13Ertel had not worked during
the intervening weekend. His
performance on Monday, November 16 was satisfactory. T. 164.
14Complainant's prima facie
case requires a showing sufficient
to support an inference of unlawful discrimination. This initial
burden is not onerous. Texas Dept. of Community Affairs v.
Burdine, 450 U.S. at 253. The causal connection component may be
established by showing that the employer was aware of the protected
conduct and that the adverse personnel action followed closely
thereafter. Mitchell v. Baldridge, 759 F.2d 80, 86 and n.6 (D.C.
Cir. 1985) ; Burrus v. United Telephone Co. of Kansas, Inc., 683
F.2d 339, 343 (10th Cir. 1982), cert. denied, 459 U.S. 1071 (1982).
Here, where Ertel's discharge almost immediately followed his
protected conduct, the case for retaliatory motivation is strong.

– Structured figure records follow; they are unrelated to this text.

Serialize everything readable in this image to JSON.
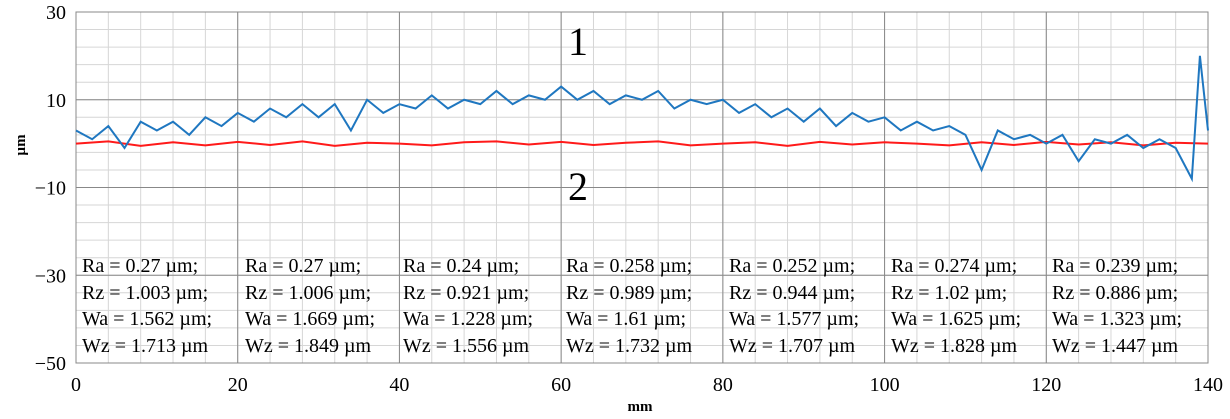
{
  "chart_data": {
    "type": "line",
    "xlabel": "mm",
    "ylabel": "µm",
    "xlim": [
      0,
      140
    ],
    "ylim": [
      -50,
      30
    ],
    "xticks": [
      0,
      20,
      40,
      60,
      80,
      100,
      120,
      140
    ],
    "yticks": [
      -50,
      -30,
      -10,
      10,
      30
    ],
    "grid": true,
    "annotations": [
      "1",
      "2"
    ],
    "series": [
      {
        "label": "1",
        "color": "#1f77c0",
        "x": [
          0,
          2,
          4,
          6,
          8,
          10,
          12,
          14,
          16,
          18,
          20,
          22,
          24,
          26,
          28,
          30,
          32,
          34,
          36,
          38,
          40,
          42,
          44,
          46,
          48,
          50,
          52,
          54,
          56,
          58,
          60,
          62,
          64,
          66,
          68,
          70,
          72,
          74,
          76,
          78,
          80,
          82,
          84,
          86,
          88,
          90,
          92,
          94,
          96,
          98,
          100,
          102,
          104,
          106,
          108,
          110,
          112,
          114,
          116,
          118,
          120,
          122,
          124,
          126,
          128,
          130,
          132,
          134,
          136,
          138,
          139,
          140
        ],
        "y": [
          3,
          1,
          4,
          -1,
          5,
          3,
          5,
          2,
          6,
          4,
          7,
          5,
          8,
          6,
          9,
          6,
          9,
          3,
          10,
          7,
          9,
          8,
          11,
          8,
          10,
          9,
          12,
          9,
          11,
          10,
          13,
          10,
          12,
          9,
          11,
          10,
          12,
          8,
          10,
          9,
          10,
          7,
          9,
          6,
          8,
          5,
          8,
          4,
          7,
          5,
          6,
          3,
          5,
          3,
          4,
          2,
          -6,
          3,
          1,
          2,
          0,
          2,
          -4,
          1,
          0,
          2,
          -1,
          1,
          -1,
          -8,
          20,
          3
        ]
      },
      {
        "label": "2",
        "color": "#ff1a1a",
        "x": [
          0,
          4,
          8,
          12,
          16,
          20,
          24,
          28,
          32,
          36,
          40,
          44,
          48,
          52,
          56,
          60,
          64,
          68,
          72,
          76,
          80,
          84,
          88,
          92,
          96,
          100,
          104,
          108,
          112,
          116,
          120,
          124,
          128,
          132,
          136,
          140
        ],
        "y": [
          0,
          0.5,
          -0.5,
          0.3,
          -0.4,
          0.4,
          -0.3,
          0.5,
          -0.5,
          0.2,
          0,
          -0.4,
          0.3,
          0.5,
          -0.2,
          0.4,
          -0.3,
          0.2,
          0.5,
          -0.4,
          0,
          0.3,
          -0.5,
          0.4,
          -0.2,
          0.3,
          0,
          -0.4,
          0.3,
          -0.3,
          0.4,
          -0.2,
          0.3,
          -0.4,
          0.2,
          0
        ]
      }
    ],
    "table": [
      [
        "Ra = 0.27 µm;",
        "Ra = 0.27 µm;",
        "Ra = 0.24 µm;",
        "Ra = 0.258 µm;",
        "Ra = 0.252 µm;",
        "Ra = 0.274 µm;",
        "Ra = 0.239 µm;"
      ],
      [
        "Rz = 1.003 µm;",
        "Rz = 1.006 µm;",
        "Rz = 0.921 µm;",
        "Rz = 0.989 µm;",
        "Rz = 0.944 µm;",
        "Rz = 1.02 µm;",
        "Rz = 0.886 µm;"
      ],
      [
        "Wa = 1.562 µm;",
        "Wa = 1.669 µm;",
        "Wa = 1.228 µm;",
        "Wa = 1.61 µm;",
        "Wa = 1.577 µm;",
        "Wa = 1.625 µm;",
        "Wa = 1.323 µm;"
      ],
      [
        "Wz = 1.713 µm",
        "Wz = 1.849 µm",
        "Wz = 1.556 µm",
        "Wz = 1.732 µm",
        "Wz = 1.707 µm",
        "Wz = 1.828 µm",
        "Wz = 1.447 µm"
      ]
    ]
  }
}
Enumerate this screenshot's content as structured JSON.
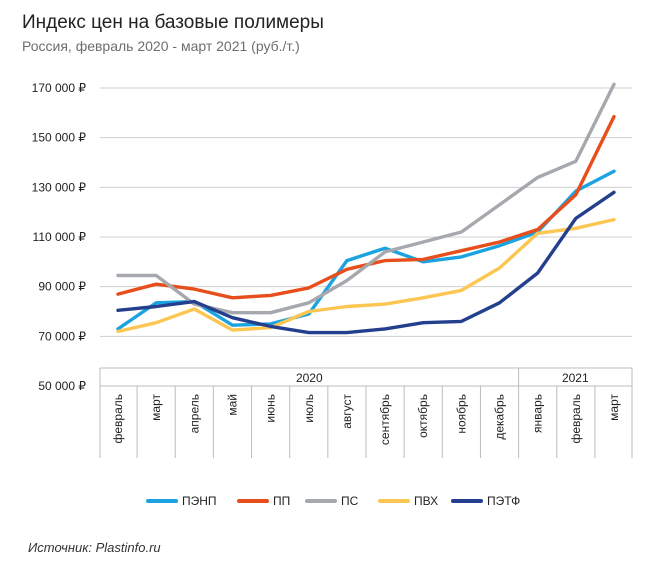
{
  "header": {
    "title": "Индекс цен на базовые полимеры",
    "subtitle": "Россия, февраль 2020 - март 2021 (руб./т.)"
  },
  "source": "Источник: Plastinfo.ru",
  "chart_data": {
    "type": "line",
    "title": "Индекс цен на базовые полимеры",
    "subtitle": "Россия, февраль 2020 - март 2021 (руб./т.)",
    "categories": [
      "февраль",
      "март",
      "апрель",
      "май",
      "июнь",
      "июль",
      "август",
      "сентябрь",
      "октябрь",
      "ноябрь",
      "декабрь",
      "январь",
      "февраль",
      "март"
    ],
    "year_groups": [
      {
        "label": "2020",
        "start": 0,
        "end": 10
      },
      {
        "label": "2021",
        "start": 11,
        "end": 13
      }
    ],
    "y_ticks": [
      50000,
      70000,
      90000,
      110000,
      130000,
      150000,
      170000
    ],
    "y_tick_labels": [
      "50 000 ₽",
      "70 000 ₽",
      "90 000 ₽",
      "110 000 ₽",
      "130 000 ₽",
      "150 000 ₽",
      "170 000 ₽"
    ],
    "ylim": [
      50000,
      170000
    ],
    "grid": true,
    "legend_position": "bottom",
    "series": [
      {
        "name": "ПЭНП",
        "color": "#1aa3e0",
        "values": [
          73000,
          83500,
          84000,
          74500,
          75000,
          79000,
          100500,
          105500,
          100000,
          102000,
          106500,
          112000,
          128500,
          136500
        ]
      },
      {
        "name": "ПП",
        "color": "#e84e1b",
        "values": [
          87000,
          91000,
          89000,
          85500,
          86500,
          89500,
          97000,
          100500,
          101000,
          104500,
          108000,
          113000,
          127000,
          158500
        ]
      },
      {
        "name": "ПС",
        "color": "#a5a8ad",
        "values": [
          94500,
          94500,
          83000,
          79500,
          79500,
          83500,
          92500,
          104000,
          108000,
          112000,
          123000,
          134000,
          140500,
          171500
        ]
      },
      {
        "name": "ПВХ",
        "color": "#fcc652",
        "values": [
          72000,
          75500,
          81000,
          72500,
          73500,
          80000,
          82000,
          83000,
          85500,
          88500,
          97500,
          111500,
          113500,
          117000
        ]
      },
      {
        "name": "ПЭТФ",
        "color": "#233f8e",
        "values": [
          80500,
          82000,
          84000,
          77500,
          74000,
          71500,
          71500,
          73000,
          75500,
          76000,
          83500,
          95500,
          117500,
          128000
        ]
      }
    ]
  }
}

15The instant circumstances
differ significantly from those
presented in Moon v. Transport Drivers, Inc., 836 F.2d 226, 229
(6th Cir. 1987). There, the court noted that "temporal proximity
alone will not support an inference in the face of compelling
evidence that (the employer) encouraged safety complaints," where
the employee's protected conduct was such a complaint. Here, the
Giroux brothers did not encourage safety-based refusals as
evidenced by their illegal operation of the tractor, a fact
strengthening the case for retaliatory motive.
16In concluding that the
evidence is sufficient to support an
inference of causation, it is not necessary for me to determine
whether the small shop doctrine is applicable as urged by the
Associate Solicitor. That doctrine enables the NLRB "to infer
employer knowledge of union or pre-union activities where the
number of employees in the workplace is small." D & D Distribution
Co. v. NLRB, 801 F.2d 636, 641 (3rd Cir. 1986). It presumes that
management at a small facility likely notices union conversations
and activities because of its close working relationship with the
plant labor force.
17Respondent's argument in its
brief before me is slightly
different. That argument is that Giroux was unhappy with Ertel's
job performance, specifically with his slow pace and the two
accidents that he had experienced. Accordingly, Giroux continued
Ertel's probationary period past the initial 30 days of his
employment. Giroux continued to be unhappy due to the shutdown
on November 13 which he attributed to an inadequate pre-trip
inspection. Ertel's purported "sudden and unprovoked outburst
towards Ames," however, was "the final straw" which precipitated
Ertel's discharge. Resp. Br. 18. Although Respondent's brief
cites the alleged insubordination as the operative motivation for
the discharge, I also examine the "inadequate pre-trip inspection"
rationale and the "stoppage" rationale relating to both the
November 13 and 17 incidents as operative motivations since Gary
Giroux's testimony cites them as such. T. 170-171.